For their children, Kate and Jim know they’re comfortable and have others to play with. For each other, it’s knowing that they are together and aren’t dealing with this alone. They have each other to rely on, and plenty of other families to rely on as well. They cook together, watch movies, talk and hang out. “It’s good for everybody,” Jim said.

Kate also credits manager Charlene Hall and assistant manager Jane Hassanieh for being so supportive and going above and beyond to ensure the Davis’ are comfortable. Whether it’s changing a light bulb, providing a planner to Kate after learning she was exhausted and had so much to do, or getting a car seat for the family upon their arrival, they were well taken care of.

 Had it not been for the Fisher House, recovery would look a lot different for the Davis family. Because Jim is labeled as a “non-serious injury,” Kate received 30-day orders to be with her husband, meaning everything after would be at their cost. Otherwise the Davis family would have to return to their home in Okinawa, Japan while Jim would become a hospital in-patient.  

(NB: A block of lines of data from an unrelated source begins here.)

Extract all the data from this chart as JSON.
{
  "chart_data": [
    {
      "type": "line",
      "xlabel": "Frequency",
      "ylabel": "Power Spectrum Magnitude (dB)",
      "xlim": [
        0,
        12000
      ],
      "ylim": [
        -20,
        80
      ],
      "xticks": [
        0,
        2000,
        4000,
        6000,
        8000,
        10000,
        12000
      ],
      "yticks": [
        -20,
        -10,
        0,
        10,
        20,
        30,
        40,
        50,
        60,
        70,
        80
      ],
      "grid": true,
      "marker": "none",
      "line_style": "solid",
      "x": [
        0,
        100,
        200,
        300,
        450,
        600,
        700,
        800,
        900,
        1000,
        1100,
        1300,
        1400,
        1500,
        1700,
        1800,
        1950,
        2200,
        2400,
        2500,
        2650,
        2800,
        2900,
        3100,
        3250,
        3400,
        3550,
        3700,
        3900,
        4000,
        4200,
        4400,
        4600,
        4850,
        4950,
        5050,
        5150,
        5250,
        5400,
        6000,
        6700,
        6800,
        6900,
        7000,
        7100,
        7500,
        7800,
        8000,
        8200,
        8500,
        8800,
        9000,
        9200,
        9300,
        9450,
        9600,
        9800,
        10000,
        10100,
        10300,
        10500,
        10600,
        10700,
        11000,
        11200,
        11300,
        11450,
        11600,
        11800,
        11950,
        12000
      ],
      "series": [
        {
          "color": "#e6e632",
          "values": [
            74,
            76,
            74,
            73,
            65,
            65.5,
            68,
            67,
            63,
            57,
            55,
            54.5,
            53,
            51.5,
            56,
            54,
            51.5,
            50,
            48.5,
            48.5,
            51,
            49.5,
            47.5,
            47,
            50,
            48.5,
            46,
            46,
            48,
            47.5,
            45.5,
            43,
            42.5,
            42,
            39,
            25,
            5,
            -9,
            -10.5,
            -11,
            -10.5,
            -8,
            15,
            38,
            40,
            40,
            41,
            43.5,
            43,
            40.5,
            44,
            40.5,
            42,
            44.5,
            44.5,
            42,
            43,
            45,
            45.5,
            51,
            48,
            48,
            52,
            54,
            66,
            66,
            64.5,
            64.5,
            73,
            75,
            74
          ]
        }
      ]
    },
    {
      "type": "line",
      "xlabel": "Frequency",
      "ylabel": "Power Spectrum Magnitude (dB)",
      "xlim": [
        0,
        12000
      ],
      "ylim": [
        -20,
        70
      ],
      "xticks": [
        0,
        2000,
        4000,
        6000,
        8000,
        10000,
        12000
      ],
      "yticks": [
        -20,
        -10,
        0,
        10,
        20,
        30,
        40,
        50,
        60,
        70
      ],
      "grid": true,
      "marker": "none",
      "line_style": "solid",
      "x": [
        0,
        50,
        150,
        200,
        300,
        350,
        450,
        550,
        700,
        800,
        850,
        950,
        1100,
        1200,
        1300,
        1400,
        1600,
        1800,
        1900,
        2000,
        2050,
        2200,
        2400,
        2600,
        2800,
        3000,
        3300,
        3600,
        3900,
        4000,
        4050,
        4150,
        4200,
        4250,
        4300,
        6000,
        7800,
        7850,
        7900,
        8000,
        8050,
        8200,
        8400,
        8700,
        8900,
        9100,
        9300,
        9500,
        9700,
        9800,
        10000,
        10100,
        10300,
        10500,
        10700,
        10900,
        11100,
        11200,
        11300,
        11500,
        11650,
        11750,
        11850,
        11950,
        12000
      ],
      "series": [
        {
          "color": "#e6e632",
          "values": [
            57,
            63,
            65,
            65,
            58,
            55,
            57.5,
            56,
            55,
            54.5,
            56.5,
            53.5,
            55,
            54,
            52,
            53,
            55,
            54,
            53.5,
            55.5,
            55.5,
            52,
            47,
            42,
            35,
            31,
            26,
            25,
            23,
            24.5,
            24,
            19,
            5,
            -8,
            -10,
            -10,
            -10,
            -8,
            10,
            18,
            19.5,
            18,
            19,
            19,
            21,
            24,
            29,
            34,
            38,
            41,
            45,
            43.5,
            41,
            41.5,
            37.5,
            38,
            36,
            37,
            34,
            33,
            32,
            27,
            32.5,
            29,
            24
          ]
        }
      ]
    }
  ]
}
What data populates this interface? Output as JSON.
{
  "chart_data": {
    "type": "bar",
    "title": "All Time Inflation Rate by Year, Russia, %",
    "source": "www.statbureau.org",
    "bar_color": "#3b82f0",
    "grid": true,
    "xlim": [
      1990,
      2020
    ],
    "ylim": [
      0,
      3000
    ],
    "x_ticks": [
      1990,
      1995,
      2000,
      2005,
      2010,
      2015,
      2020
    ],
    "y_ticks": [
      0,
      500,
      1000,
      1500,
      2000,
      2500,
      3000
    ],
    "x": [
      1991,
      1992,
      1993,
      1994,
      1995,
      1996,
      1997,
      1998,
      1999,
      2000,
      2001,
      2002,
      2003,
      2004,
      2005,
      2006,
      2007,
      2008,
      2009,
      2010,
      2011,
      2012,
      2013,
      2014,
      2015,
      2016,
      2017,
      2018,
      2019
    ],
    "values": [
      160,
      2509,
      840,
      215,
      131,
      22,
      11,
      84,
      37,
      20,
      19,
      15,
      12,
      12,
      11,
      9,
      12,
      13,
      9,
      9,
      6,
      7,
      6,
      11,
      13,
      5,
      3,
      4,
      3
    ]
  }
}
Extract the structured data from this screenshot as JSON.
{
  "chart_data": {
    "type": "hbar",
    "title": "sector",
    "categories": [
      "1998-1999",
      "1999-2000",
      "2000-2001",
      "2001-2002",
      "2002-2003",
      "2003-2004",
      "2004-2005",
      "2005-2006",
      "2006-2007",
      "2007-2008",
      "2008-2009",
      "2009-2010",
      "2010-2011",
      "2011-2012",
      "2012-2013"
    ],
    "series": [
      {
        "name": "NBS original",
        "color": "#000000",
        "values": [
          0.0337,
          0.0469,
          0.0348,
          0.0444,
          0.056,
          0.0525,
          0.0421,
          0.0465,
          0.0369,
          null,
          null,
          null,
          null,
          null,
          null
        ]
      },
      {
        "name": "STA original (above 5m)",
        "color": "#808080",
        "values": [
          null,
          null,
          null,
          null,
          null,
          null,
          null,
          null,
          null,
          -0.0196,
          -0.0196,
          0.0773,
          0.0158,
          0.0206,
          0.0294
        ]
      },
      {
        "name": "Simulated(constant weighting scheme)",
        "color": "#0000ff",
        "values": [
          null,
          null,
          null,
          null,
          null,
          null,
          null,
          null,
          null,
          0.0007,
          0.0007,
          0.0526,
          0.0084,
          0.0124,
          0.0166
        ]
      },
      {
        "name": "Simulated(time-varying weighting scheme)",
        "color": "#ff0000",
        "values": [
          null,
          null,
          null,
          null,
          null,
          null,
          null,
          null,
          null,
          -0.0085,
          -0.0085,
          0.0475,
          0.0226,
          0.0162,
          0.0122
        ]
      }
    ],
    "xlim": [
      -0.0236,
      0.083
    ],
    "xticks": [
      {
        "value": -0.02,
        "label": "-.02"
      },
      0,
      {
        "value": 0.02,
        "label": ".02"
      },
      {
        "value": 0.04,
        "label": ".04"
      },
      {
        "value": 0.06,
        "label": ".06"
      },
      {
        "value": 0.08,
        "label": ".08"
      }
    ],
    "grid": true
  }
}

“If my family was here and then had to leave, the mental stress alone would have broken my spirit and caused me to go into a state of depression and hampered my recovery,” Jim said. “My wife and kids are motivation all the time. I look at my son and daughter and my end goal and driving factor is to attend my son’s graduation and walk my daughter down the aisle. I can make a cane look sexy, but not a wheelchair.”

“Kate’s been here to pick me up when I fall down, I don’t know what I’d do without her. Being here and having my family has been one of the blessings and provided light out of the darkness.”